The other aspect is, these are descriptions of awakened behavior. And in general, Buddhist morality is far more descriptive than prescriptive. That’s why I don’t like the word precept to translate these things because that’s something you’re meant to do. It should be a descript instead of a precept.
A person who is awake, doesn’t cheat other people, period. That’s just how it is. So acting this way is a way of fostering that process…or fostering that way of approaching the world in us. So it’s another benefit from it.
Okay. Is this clear to everybody? Okay. So this is how we nurture our intention to wake up in order to helps others.
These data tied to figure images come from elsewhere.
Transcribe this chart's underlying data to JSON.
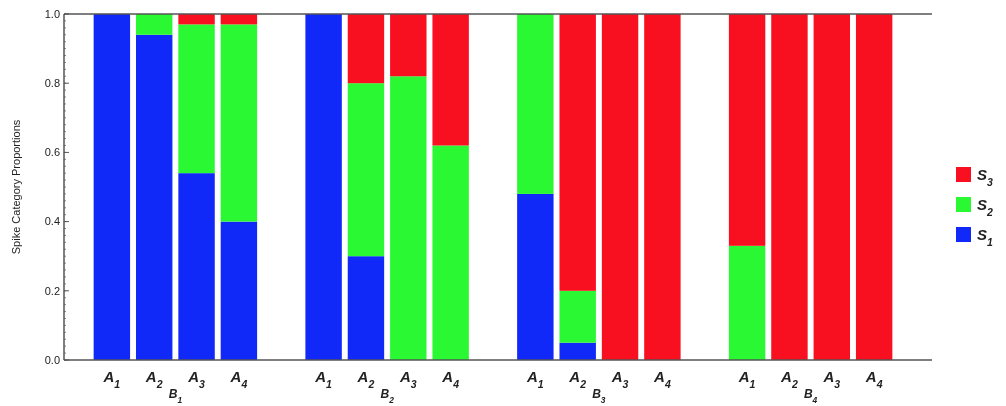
{
  "chart_data": {
    "type": "bar",
    "stacked": true,
    "ylabel": "Spike Category Proportions",
    "categories": [
      "A$_{1}$",
      "A$_{2}$",
      "A$_{3}$",
      "A$_{4}$",
      null,
      "A$_{1}$",
      "A$_{2}$",
      "A$_{3}$",
      "A$_{4}$",
      null,
      "A$_{1}$",
      "A$_{2}$",
      "A$_{3}$",
      "A$_{4}$",
      null,
      "A$_{1}$",
      "A$_{2}$",
      "A$_{3}$",
      "A$_{4}$"
    ],
    "series": [
      {
        "name": "S$_{1}$",
        "color": "#1028f8",
        "values": [
          1,
          0.94,
          0.54,
          0.4,
          null,
          1,
          0.3,
          0,
          0,
          null,
          0.48,
          0.05,
          0,
          0,
          null,
          0,
          0,
          0,
          0
        ]
      },
      {
        "name": "S$_{2}$",
        "color": "#2af832",
        "values": [
          0,
          0.06,
          0.43,
          0.57,
          null,
          0,
          0.5,
          0.82,
          0.62,
          null,
          0.52,
          0.15,
          0,
          0,
          null,
          0.33,
          0,
          0,
          0
        ]
      },
      {
        "name": "S$_{3}$",
        "color": "#f81020",
        "values": [
          0,
          0,
          0.03,
          0.03,
          null,
          0,
          0.2,
          0.18,
          0.38,
          null,
          0,
          0.8,
          1,
          1,
          null,
          0.67,
          1,
          1,
          1
        ]
      }
    ],
    "ylim": [
      0,
      1
    ],
    "yticks": [
      {
        "value": 0,
        "label": "0.0"
      },
      {
        "value": 0.2,
        "label": "0.2"
      },
      {
        "value": 0.4,
        "label": "0.4"
      },
      {
        "value": 0.6,
        "label": "0.6"
      },
      {
        "value": 0.8,
        "label": "0.8"
      },
      {
        "value": 1,
        "label": "1.0"
      }
    ],
    "annotations": [
      "B$_{1}$",
      "B$_{2}$",
      "B$_{3}$",
      "B$_{4}$"
    ],
    "legend": "right",
    "grid": false
  }
}
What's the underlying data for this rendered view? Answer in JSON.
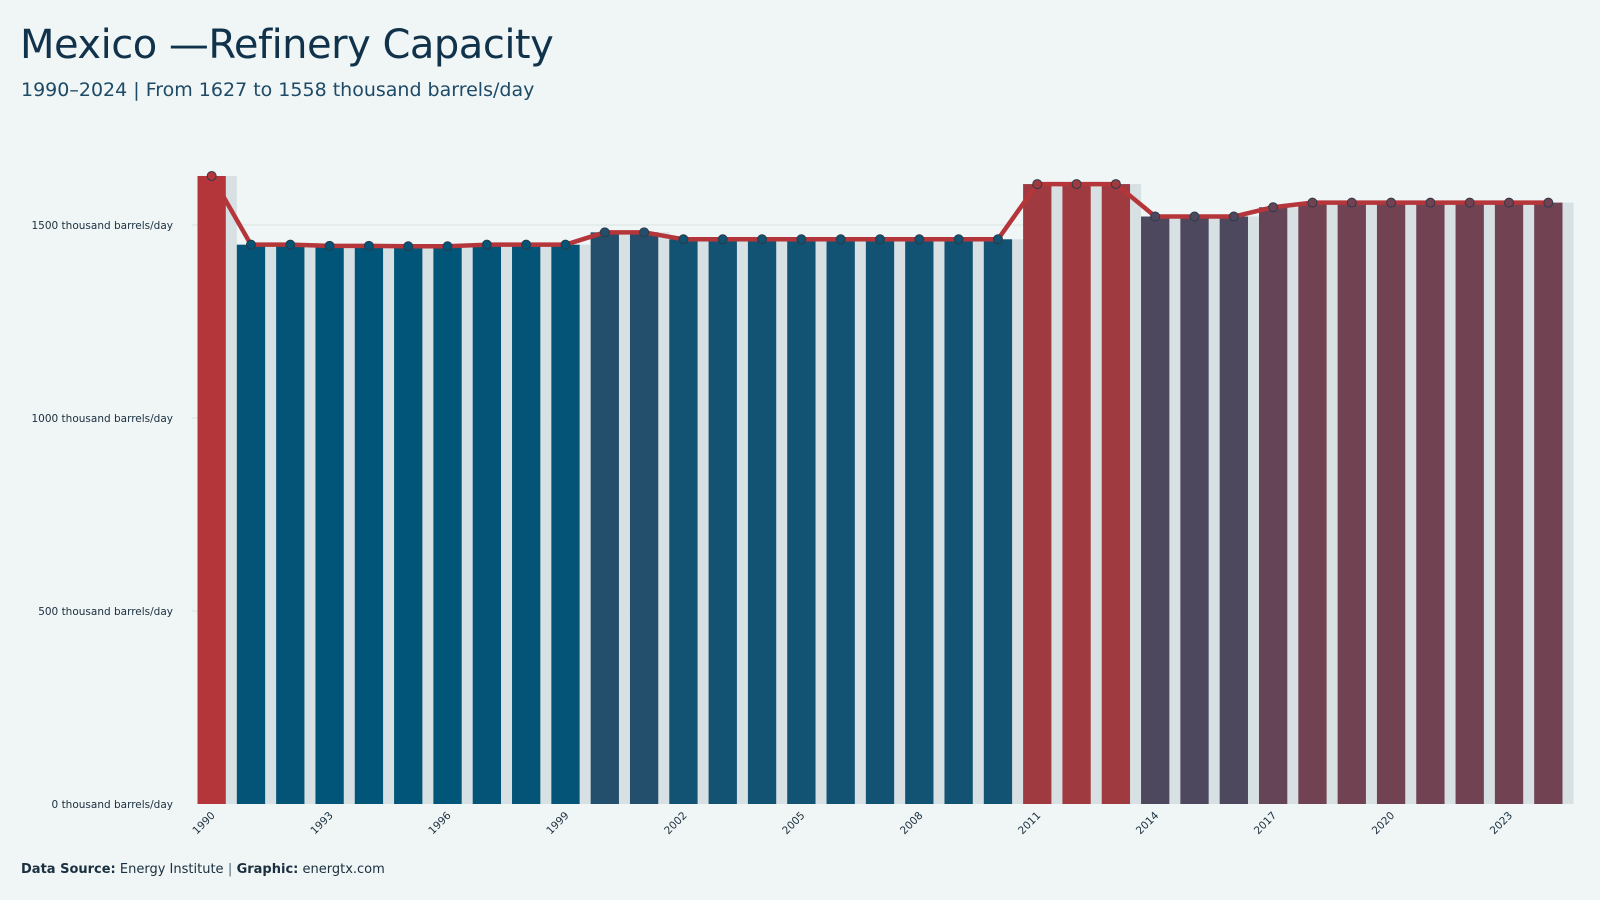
{
  "title": "Mexico —Refinery Capacity",
  "subtitle": "1990–2024 | From 1627 to 1558 thousand barrels/day",
  "footer": {
    "source_label": "Data Source:",
    "source_value": "Energy Institute",
    "separator": "|",
    "graphic_label": "Graphic:",
    "graphic_value": "energtx.com"
  },
  "colors": {
    "background": "#f0f5f5",
    "line": "#b5363a",
    "low": "#005578",
    "high": "#b5363a",
    "gridline": "#d7e2e4",
    "bar_shadow": "#d7e0e2"
  },
  "chart_data": {
    "type": "bar",
    "title": "Mexico —Refinery Capacity",
    "subtitle": "1990–2024 | From 1627 to 1558 thousand barrels/day",
    "xlabel": "",
    "ylabel": "",
    "ylim": [
      0,
      1700
    ],
    "grid": true,
    "y_ticks": [
      0,
      500,
      1000,
      1500
    ],
    "y_tick_labels": [
      "0 thousand barrels/day",
      "500 thousand barrels/day",
      "1000 thousand barrels/day",
      "1500 thousand barrels/day"
    ],
    "x_tick_labels": [
      "1990",
      "1993",
      "1996",
      "1999",
      "2002",
      "2005",
      "2008",
      "2011",
      "2014",
      "2017",
      "2020",
      "2023"
    ],
    "categories": [
      "1990",
      "1991",
      "1992",
      "1993",
      "1994",
      "1995",
      "1996",
      "1997",
      "1998",
      "1999",
      "2000",
      "2001",
      "2002",
      "2003",
      "2004",
      "2005",
      "2006",
      "2007",
      "2008",
      "2009",
      "2010",
      "2011",
      "2012",
      "2013",
      "2014",
      "2015",
      "2016",
      "2017",
      "2018",
      "2019",
      "2020",
      "2021",
      "2022",
      "2023",
      "2024"
    ],
    "values": [
      1627,
      1449,
      1449,
      1446,
      1446,
      1445,
      1445,
      1449,
      1449,
      1449,
      1481,
      1481,
      1463,
      1463,
      1463,
      1463,
      1463,
      1463,
      1463,
      1463,
      1463,
      1606,
      1606,
      1606,
      1522,
      1522,
      1522,
      1546,
      1558,
      1558,
      1558,
      1558,
      1558,
      1558,
      1558
    ],
    "overlay": "line-with-markers"
  }
}
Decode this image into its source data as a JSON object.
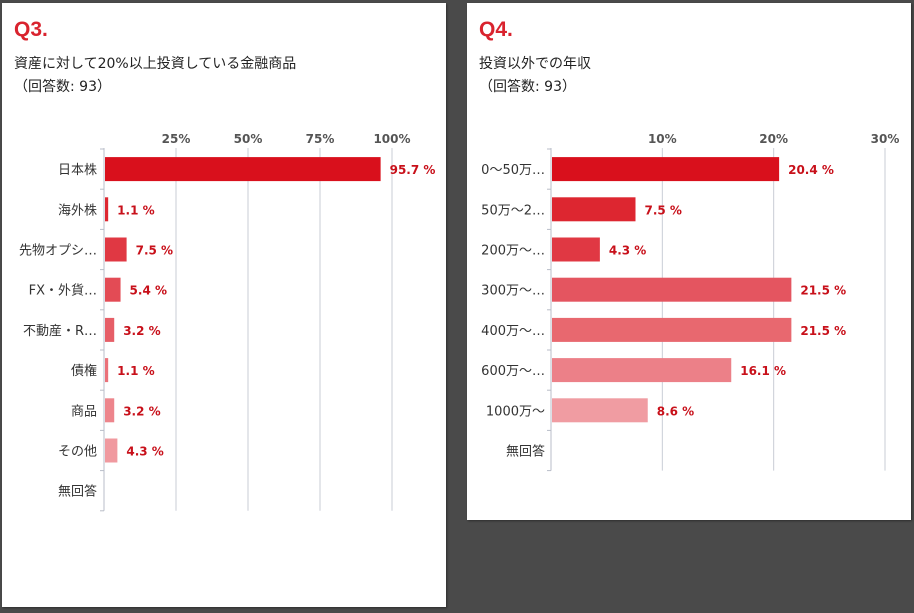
{
  "chart_data": [
    {
      "type": "bar",
      "orientation": "horizontal",
      "question_number": "Q3.",
      "title": "資産に対して20%以上投資している金融商品",
      "subtitle": "（回答数: 93）",
      "categories": [
        "日本株",
        "海外株",
        "先物オプシ…",
        "FX・外貨…",
        "不動産・R…",
        "債権",
        "商品",
        "その他",
        "無回答"
      ],
      "values": [
        95.7,
        1.1,
        7.5,
        5.4,
        3.2,
        1.1,
        3.2,
        4.3,
        0
      ],
      "value_labels": [
        "95.7 %",
        "1.1 %",
        "7.5 %",
        "5.4 %",
        "3.2 %",
        "1.1 %",
        "3.2 %",
        "4.3 %",
        ""
      ],
      "xlim": [
        0,
        100
      ],
      "xticks": [
        25,
        50,
        75,
        100
      ],
      "xtick_labels": [
        "25%",
        "50%",
        "75%",
        "100%"
      ],
      "grid": true,
      "bar_colors": [
        "#d9101c",
        "#dd2630",
        "#e03843",
        "#e34b55",
        "#e65e67",
        "#ea7179",
        "#ed858c",
        "#f0999f",
        "#f4adb2"
      ],
      "label_color": "#c8101a"
    },
    {
      "type": "bar",
      "orientation": "horizontal",
      "question_number": "Q4.",
      "title": "投資以外での年収",
      "subtitle": "（回答数: 93）",
      "categories": [
        "0〜50万…",
        "50万〜2…",
        "200万〜…",
        "300万〜…",
        "400万〜…",
        "600万〜…",
        "1000万〜",
        "無回答"
      ],
      "values": [
        20.4,
        7.5,
        4.3,
        21.5,
        21.5,
        16.1,
        8.6,
        0
      ],
      "value_labels": [
        "20.4 %",
        "7.5 %",
        "4.3 %",
        "21.5 %",
        "21.5 %",
        "16.1 %",
        "8.6 %",
        ""
      ],
      "xlim": [
        0,
        30
      ],
      "xticks": [
        10,
        20,
        30
      ],
      "xtick_labels": [
        "10%",
        "20%",
        "30%"
      ],
      "grid": true,
      "bar_colors": [
        "#d9101c",
        "#dd2630",
        "#e03843",
        "#e45560",
        "#e8686f",
        "#ec8088",
        "#f09ca2",
        "#f4b4b8"
      ],
      "label_color": "#c8101a"
    }
  ]
}
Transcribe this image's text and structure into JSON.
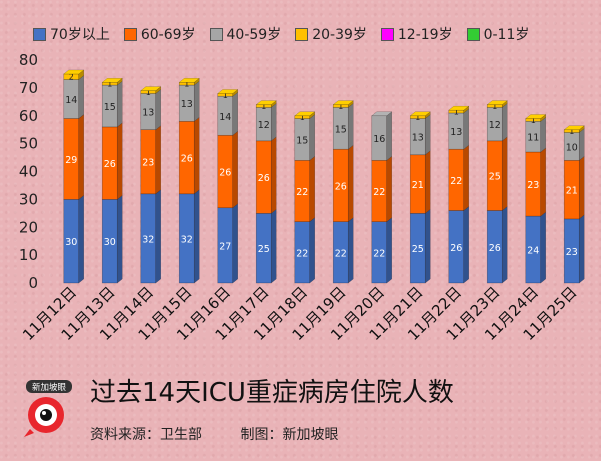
{
  "chart_data": {
    "type": "bar",
    "stacked": true,
    "title": "过去14天ICU重症病房住院人数",
    "categories": [
      "11月12日",
      "11月13日",
      "11月14日",
      "11月15日",
      "11月16日",
      "11月17日",
      "11月18日",
      "11月19日",
      "11月20日",
      "11月21日",
      "11月22日",
      "11月23日",
      "11月24日",
      "11月25日"
    ],
    "series": [
      {
        "name": "70岁以上",
        "color": "#4472c4",
        "values": [
          30,
          30,
          32,
          32,
          27,
          25,
          22,
          22,
          22,
          25,
          26,
          26,
          24,
          23
        ]
      },
      {
        "name": "60-69岁",
        "color": "#ff6600",
        "values": [
          29,
          26,
          23,
          26,
          26,
          26,
          22,
          26,
          22,
          21,
          22,
          25,
          23,
          21
        ]
      },
      {
        "name": "40-59岁",
        "color": "#a6a6a6",
        "values": [
          14,
          15,
          13,
          13,
          14,
          12,
          15,
          15,
          16,
          13,
          13,
          12,
          11,
          10
        ]
      },
      {
        "name": "20-39岁",
        "color": "#ffc000",
        "values": [
          2,
          1,
          1,
          1,
          1,
          1,
          1,
          1,
          0,
          1,
          1,
          1,
          1,
          1
        ]
      },
      {
        "name": "12-19岁",
        "color": "#ff00ff",
        "values": [
          0,
          0,
          0,
          0,
          0,
          0,
          0,
          0,
          0,
          0,
          0,
          0,
          0,
          0
        ]
      },
      {
        "name": "0-11岁",
        "color": "#33cc33",
        "values": [
          0,
          0,
          0,
          0,
          0,
          0,
          0,
          0,
          0,
          0,
          0,
          0,
          0,
          0
        ]
      }
    ],
    "ylim": [
      0,
      80
    ],
    "yticks": [
      "0",
      "10",
      "20",
      "30",
      "40",
      "50",
      "60",
      "70",
      "80"
    ],
    "legend_position": "top"
  },
  "footer": {
    "title": "过去14天ICU重症病房住院人数",
    "source": "资料来源：卫生部",
    "credit": "制图：新加坡眼"
  },
  "logo": {
    "text": "新加坡眼",
    "icon": "magnifier-eye-logo"
  }
}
Now starting in Chapter 11, we’ll go straight into generosity there. What we now get into are the six perfections. This is how do we actually do it. And this is how do we live our life and how do we [live] as an expression of this awakening mind. And we go through the six perfections of generosity, morality, patience, effort, meditative stability, and pristine awareness.
So that’s what we’ll be doing over the next…we’ll probably spend about a week on each one. I don’t think that we’ll need to spend much more. And we’re actually going to wrap this whole thing up in—
Student: [Inaudible]
Ken: Yeah. There’s certainly…the bodhicitta chapter is a very major one. There’s some very thorny material, technical material, in the five paths and the ten stages, and then buddhahood. So…yeah so probably two, two and a half months. So, very good shape.